Taking on phallic power

The Monster From Their Own Id

Finally, we see all of this played out in a most potently disturbing way in the end note of the film, some mysterious individual (Vinterberg purposely films the shooter in a way that blurs his identity) shooting at Lucas while they are hunting, suggesting that (A) because we don’t get the identity of the individual shooting at Lucas, the shooter then becomes deeply allegorical, a signifier of what he represents, the community itself never letting Lucas come out of the shadow of their perception of his guilt, which, in turn, informs an even deeper meaning, that (B) most crucially, in the process of demonizing Lucas beyond the pale, the community of this town have not only turned Lucas into something monstrous, they have revealed something about themselves, that this monster they have manifested is really a kind of monster from their own Id, something ugly and monstrous itself, Lucas then morphing into a potentially constant and painful reminder or mirroring of something in them that they don’t want to see or know about, and thus something they have to refute less they admit that there is something in themselves that is monstrous.
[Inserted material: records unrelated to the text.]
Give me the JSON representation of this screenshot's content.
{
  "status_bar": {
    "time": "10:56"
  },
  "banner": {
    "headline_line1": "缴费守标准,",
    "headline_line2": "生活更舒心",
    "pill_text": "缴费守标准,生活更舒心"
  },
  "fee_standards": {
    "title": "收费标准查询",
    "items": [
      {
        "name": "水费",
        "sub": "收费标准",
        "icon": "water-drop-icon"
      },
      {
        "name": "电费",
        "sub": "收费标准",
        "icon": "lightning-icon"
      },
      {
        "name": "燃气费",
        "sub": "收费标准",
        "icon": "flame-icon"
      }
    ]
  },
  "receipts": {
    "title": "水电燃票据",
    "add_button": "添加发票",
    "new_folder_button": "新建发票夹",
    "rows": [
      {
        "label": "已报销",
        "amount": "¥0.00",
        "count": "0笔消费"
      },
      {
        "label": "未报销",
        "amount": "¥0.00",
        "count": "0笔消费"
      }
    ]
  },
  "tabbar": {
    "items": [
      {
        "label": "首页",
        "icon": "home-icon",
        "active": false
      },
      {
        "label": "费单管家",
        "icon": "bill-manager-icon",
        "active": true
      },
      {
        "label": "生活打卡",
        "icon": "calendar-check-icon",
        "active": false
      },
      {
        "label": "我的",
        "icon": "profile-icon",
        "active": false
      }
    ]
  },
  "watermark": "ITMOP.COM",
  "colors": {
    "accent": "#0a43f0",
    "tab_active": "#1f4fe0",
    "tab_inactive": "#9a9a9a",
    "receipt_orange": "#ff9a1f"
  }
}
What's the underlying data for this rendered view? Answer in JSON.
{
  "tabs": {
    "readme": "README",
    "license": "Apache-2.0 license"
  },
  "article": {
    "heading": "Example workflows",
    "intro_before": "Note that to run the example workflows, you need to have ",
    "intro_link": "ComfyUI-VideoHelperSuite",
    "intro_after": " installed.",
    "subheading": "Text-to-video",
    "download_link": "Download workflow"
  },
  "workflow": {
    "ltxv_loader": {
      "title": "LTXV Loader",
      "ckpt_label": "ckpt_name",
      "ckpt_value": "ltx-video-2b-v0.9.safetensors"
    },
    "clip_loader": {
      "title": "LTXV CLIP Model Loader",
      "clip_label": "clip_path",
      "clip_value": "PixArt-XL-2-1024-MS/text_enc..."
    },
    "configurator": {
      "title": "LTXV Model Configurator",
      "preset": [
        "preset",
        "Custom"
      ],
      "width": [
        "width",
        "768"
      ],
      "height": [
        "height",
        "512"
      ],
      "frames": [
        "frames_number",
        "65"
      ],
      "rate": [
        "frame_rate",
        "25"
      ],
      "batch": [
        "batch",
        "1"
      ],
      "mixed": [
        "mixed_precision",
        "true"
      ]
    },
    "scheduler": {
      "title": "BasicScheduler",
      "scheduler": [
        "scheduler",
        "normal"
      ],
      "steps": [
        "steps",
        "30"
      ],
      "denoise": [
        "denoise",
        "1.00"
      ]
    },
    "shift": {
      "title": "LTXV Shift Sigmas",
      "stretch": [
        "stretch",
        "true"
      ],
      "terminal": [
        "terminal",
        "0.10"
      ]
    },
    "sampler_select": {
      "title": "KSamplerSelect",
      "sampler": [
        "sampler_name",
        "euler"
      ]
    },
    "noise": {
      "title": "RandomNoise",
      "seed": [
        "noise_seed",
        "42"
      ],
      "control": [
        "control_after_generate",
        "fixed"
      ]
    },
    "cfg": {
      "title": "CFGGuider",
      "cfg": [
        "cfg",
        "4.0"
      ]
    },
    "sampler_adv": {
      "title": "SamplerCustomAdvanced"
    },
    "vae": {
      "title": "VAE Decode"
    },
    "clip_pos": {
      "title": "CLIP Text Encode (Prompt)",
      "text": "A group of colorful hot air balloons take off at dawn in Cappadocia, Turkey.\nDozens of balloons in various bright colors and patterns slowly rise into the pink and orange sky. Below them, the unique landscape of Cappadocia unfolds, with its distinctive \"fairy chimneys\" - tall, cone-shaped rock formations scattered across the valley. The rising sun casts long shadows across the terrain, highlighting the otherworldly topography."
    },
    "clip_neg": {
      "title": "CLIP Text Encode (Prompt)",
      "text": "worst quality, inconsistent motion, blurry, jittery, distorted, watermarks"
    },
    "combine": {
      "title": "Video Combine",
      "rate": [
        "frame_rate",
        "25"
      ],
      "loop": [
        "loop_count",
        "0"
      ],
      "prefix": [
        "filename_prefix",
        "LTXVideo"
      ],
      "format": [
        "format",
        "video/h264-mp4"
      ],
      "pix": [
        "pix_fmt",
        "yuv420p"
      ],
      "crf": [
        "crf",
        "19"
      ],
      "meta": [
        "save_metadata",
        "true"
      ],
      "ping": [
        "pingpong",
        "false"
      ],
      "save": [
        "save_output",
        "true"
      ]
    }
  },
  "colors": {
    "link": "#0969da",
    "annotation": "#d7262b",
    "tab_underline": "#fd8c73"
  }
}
Collective violence allegorically figurated

Alternate Ending

Just a brief thought on the deeply disturbing alternate ending: Instead of the shot missing Lucas, he is mortally shot and presumably killed during the hunt. I can see why Vinterberg chose not to end the film this way, a truly depressing choice! Having said that, I think one could make a case for either of these endings, making this alternate ending to my mind one of the most interesting cases for endings ever in cinema! On the one hand, keeping Lucas alive with his shocked and deeply disturbed reaction, enacts his (and by the fact that we have taken on his point of view, our own) fundamental understanding of what I convey above, again, that either he will always be seen as “guilty” (as a sexual predator) or that his continuing presence reminds people of their own monstrousness. On the other hand, having him murdered speaks to a kind of finality to this lynch mob devolution, still enacting what I convey above but also registering that the predatory “hunters” merely camouflaged their “hunt,” signaling that the “hunt” never ended and would be inexorably seen through to its end.